Dividends and Before SVB’s fall, the Fed spotted big problems

Whenever something goes wrong there are tendencies to throw the blame around or throw the spaghetti at the wall till it sticks. The first blame is management because people are paid to manage and when there are losses, what was management doing? In the famous scene from the Roman empire – Nero was fiddling away with Rome burnt. Management has responsibility in both good and bad times. The next blame to go around is the government through government regulations. All companies have a regulator of some type and the issue is what did they know and equally what did they do or not do given government bureaucrats are paid to do some type of regulations. Anyone who needs to fill in forms and send the information to the government believes some information is good, but the government asks for too much and lobbying groups for the industry try to lessen the flow of information. Was the lobbying for the regulations without any penalties part of the problem? or is it a combination of the above?
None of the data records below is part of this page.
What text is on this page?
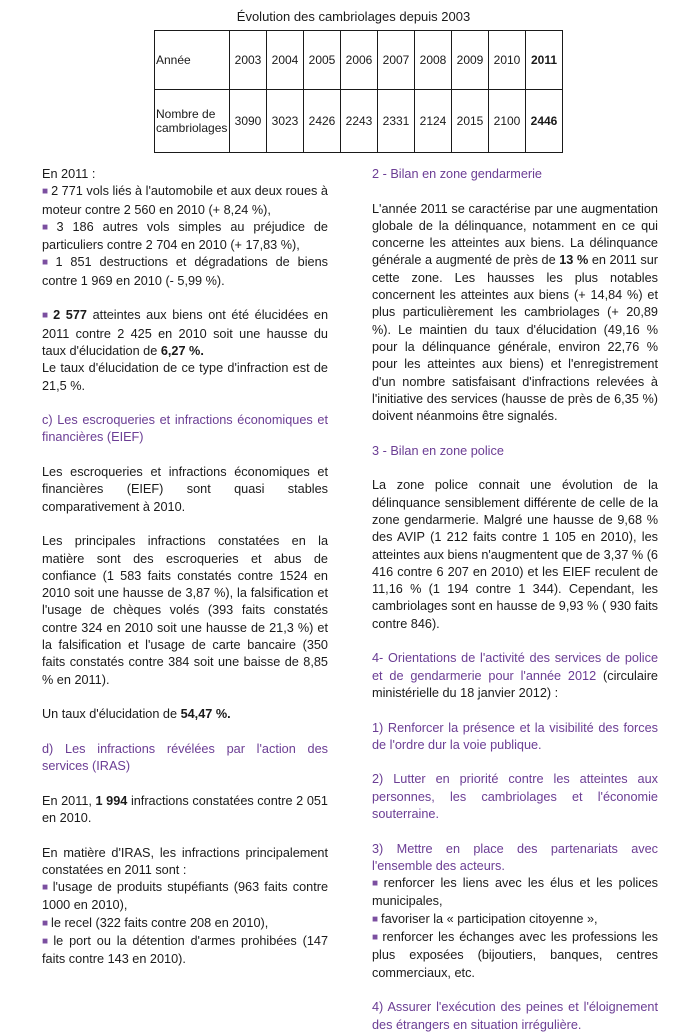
Évolution des cambriolages depuis 2003
Année	2003	2004	2005	2006	2007	2008	2009	2010	2011
Nombre de cambriolages	3090	3023	2426	2243	2331	2124	2015	2100	2446

En 2011 :

■ 2 771 vols liés à l'automobile et aux deux roues à moteur contre 2 560 en 2010 (+ 8,24 %),

■ 3 186 autres vols simples au préjudice de particuliers contre 2 704 en 2010 (+ 17,83 %),

■ 1 851 destructions et dégradations de biens contre 1 969 en 2010 (- 5,99 %).

■ 2 577 atteintes aux biens ont été élucidées en 2011 contre 2 425 en 2010 soit une hausse du taux d'élucidation de 6,27 %.

Le taux d'élucidation de ce type d'infraction est de 21,5 %.

c) Les escroqueries et infractions économiques et financières (EIEF)

Les escroqueries et infractions économiques et financières (EIEF) sont quasi stables comparativement à 2010.

Les principales infractions constatées en la matière sont des escroqueries et abus de confiance (1 583 faits constatés contre 1524 en 2010 soit une hausse de 3,87 %), la falsification et l'usage de chèques volés (393 faits constatés contre 324 en 2010 soit une hausse de 21,3 %) et la falsification et l'usage de carte bancaire (350 faits constatés contre 384 soit une baisse de 8,85 % en 2011).

Un taux d'élucidation de 54,47 %.

d) Les infractions révélées par l'action des services (IRAS)

En 2011, 1 994 infractions constatées contre 2 051 en 2010.

En matière d'IRAS, les infractions principalement constatées en 2011 sont :

■ l'usage de produits stupéfiants (963 faits contre 1000 en 2010),

■ le recel (322 faits contre 208 en 2010),

■ le port ou la détention d'armes prohibées (147 faits contre 143 en 2010).

2 - Bilan en zone gendarmerie

L'année 2011 se caractérise par une augmentation globale de la délinquance, notamment en ce qui concerne les atteintes aux biens. La délinquance générale a augmenté de près de 13 % en 2011 sur cette zone. Les hausses les plus notables concernent les atteintes aux biens (+ 14,84 %) et plus particulièrement les cambriolages (+ 20,89 %). Le maintien du taux d'élucidation (49,16 % pour la délinquance générale, environ 22,76 % pour les atteintes aux biens) et l'enregistrement d'un nombre satisfaisant d'infractions relevées à l'initiative des services (hausse de près de 6,35 %) doivent néanmoins être signalés.

3 - Bilan en zone police

La zone police connait une évolution de la délinquance sensiblement différente de celle de la zone gendarmerie. Malgré une hausse de 9,68 % des AVIP (1 212 faits contre 1 105 en 2010), les atteintes aux biens n'augmentent que de 3,37 % (6 416 contre 6 207 en 2010) et les EIEF reculent de 11,16 % (1 194 contre 1 344). Cependant, les cambriolages sont en hausse de 9,93 % ( 930 faits contre 846).

4- Orientations de l'activité des services de police et de gendarmerie pour l'année 2012 (circulaire ministérielle du 18 janvier 2012) :

1) Renforcer la présence et la visibilité des forces de l'ordre dur la voie publique.

2) Lutter en priorité contre les atteintes aux personnes, les cambriolages et l'économie souterraine.

3) Mettre en place des partenariats avec l'ensemble des acteurs.

■ renforcer les liens avec les élus et les polices municipales,

■ favoriser la « participation citoyenne »,

■ renforcer les échanges avec les professions les plus exposées (bijoutiers, banques, centres commerciaux, etc.

4) Assurer l'exécution des peines et l'éloignement des étrangers en situation irrégulière.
In an article by Jeanna Smialek of the New York Times News Service, Silicon Valley Bank’s risky practices were of the US Reserve’s radar for more than a year.

The Fed repeatedly warned the bank that it had problems. It 2021, a review found serious weakness in how the bank was handling key risks. The Fed issued 6 citations.
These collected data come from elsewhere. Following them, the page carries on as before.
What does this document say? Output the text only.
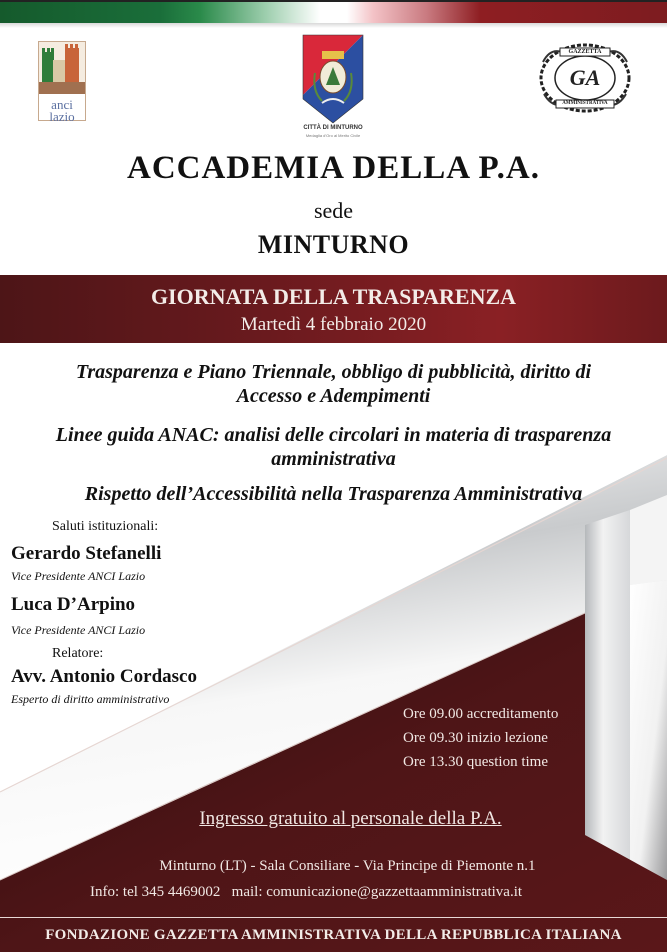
anci
lazio
CITTÀ DI MINTURNO
Medaglia d'Oro al Merito Civile
GA
GAZZETTA
AMMINISTRATIVA
ACCADEMIA DELLA P.A.
sede
MINTURNO
GIORNATA DELLA TRASPARENZA
Martedì 4 febbraio 2020
Trasparenza e Piano Triennale, obbligo di pubblicità, diritto di
Accesso e Adempimenti
Linee guida ANAC: analisi delle circolari in materia di trasparenza
amministrativa
Rispetto dell’Accessibilità nella Trasparenza Amministrativa
Saluti istituzionali:
Gerardo Stefanelli
Vice Presidente ANCI Lazio
Luca D’Arpino
Vice Presidente ANCI Lazio
Relatore:
Avv. Antonio Cordasco
Esperto di diritto amministrativo
Ore 09.00 accreditamento
Ore 09.30 inizio lezione
Ore 13.30 question time
Ingresso gratuito al personale della P.A.
Minturno (LT) - Sala Consiliare - Via Principe di Piemonte n.1
Info: tel 345 4469002 mail: comunicazione@gazzettaamministrativa.it
FONDAZIONE GAZZETTA AMMINISTRATIVA DELLA REPUBBLICA ITALIANA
The bank did not fix its vulnerabilities, the Fed placed the bank under a set of restrictions that the bank could not do any mergers and acquisitions until it fixed its governance and control.

Senior leaders at the Fed went to Senior management at the bank to talk about their ability to gain access to enough cash in a crisis and possible exposure to losses as interest rates rose. It became clear to the Fed, SVB was using bad models to determine how its business would fare as interest rates rose. The models at the SVB showed higher interest rates helped the bank, this was different from reality.
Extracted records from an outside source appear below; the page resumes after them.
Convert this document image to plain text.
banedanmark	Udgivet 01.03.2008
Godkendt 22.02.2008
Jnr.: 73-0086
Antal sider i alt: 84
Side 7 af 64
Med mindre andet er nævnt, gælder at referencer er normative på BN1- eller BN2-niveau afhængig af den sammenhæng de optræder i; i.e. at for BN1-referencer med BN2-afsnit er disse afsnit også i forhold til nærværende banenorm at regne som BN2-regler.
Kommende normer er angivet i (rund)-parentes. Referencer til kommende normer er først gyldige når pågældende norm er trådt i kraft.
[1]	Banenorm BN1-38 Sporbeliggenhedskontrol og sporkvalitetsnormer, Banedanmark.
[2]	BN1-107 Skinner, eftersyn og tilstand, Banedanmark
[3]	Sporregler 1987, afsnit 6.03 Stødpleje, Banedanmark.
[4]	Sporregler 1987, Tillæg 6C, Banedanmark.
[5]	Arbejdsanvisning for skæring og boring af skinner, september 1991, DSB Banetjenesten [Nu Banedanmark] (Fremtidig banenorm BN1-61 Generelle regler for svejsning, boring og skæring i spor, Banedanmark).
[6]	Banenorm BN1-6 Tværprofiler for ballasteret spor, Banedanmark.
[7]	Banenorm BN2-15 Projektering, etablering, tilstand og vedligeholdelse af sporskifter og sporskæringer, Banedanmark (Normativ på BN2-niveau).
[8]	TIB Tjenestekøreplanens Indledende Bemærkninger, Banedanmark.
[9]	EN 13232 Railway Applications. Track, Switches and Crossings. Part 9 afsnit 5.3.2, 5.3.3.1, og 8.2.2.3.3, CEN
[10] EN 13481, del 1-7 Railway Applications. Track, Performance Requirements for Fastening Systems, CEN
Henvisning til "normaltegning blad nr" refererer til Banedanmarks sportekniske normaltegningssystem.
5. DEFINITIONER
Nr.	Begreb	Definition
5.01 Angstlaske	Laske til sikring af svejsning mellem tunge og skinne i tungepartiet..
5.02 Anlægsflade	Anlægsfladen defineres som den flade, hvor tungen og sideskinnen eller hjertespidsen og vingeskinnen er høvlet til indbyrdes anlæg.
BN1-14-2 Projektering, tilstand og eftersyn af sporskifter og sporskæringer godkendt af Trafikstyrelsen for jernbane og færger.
To the fed, SVB had issues which were very troubling, 97% of its deposits were uninsured or above $250,000 which meant at the first sign of trouble – the depositors were likely to move their money. Most of the depositors were in the technology sector which after years of investing in potential earnings, investors wanted to see real revenues to make profits. In addition, SVB had a large long term bond portfolio which the market rate had declined as interest rates were rising.

The House Financial Services Committee meetings are scheduled for March 29 and the Fed is doing an inhouse review scheduled to be released to the public in May. Does the Fed need more authority to ensure the bank measures up to its standards?

Linking to dividend paying stocks, large corporations have a love hate relationship to regulations, they would love to have less, but sometimes more ensures competition can be stifled. Companies want to have more if they get into trouble to ensure the government helps them out of the rough times. There is a reason why the management team is involved in politics at the local, state and national levels. When you invest in a profitable company, one of their many expenses is lobbying. As an investor sometimes you like it, sometimes you prefer less. Do you know the relationship the management team has with the people it lobbies?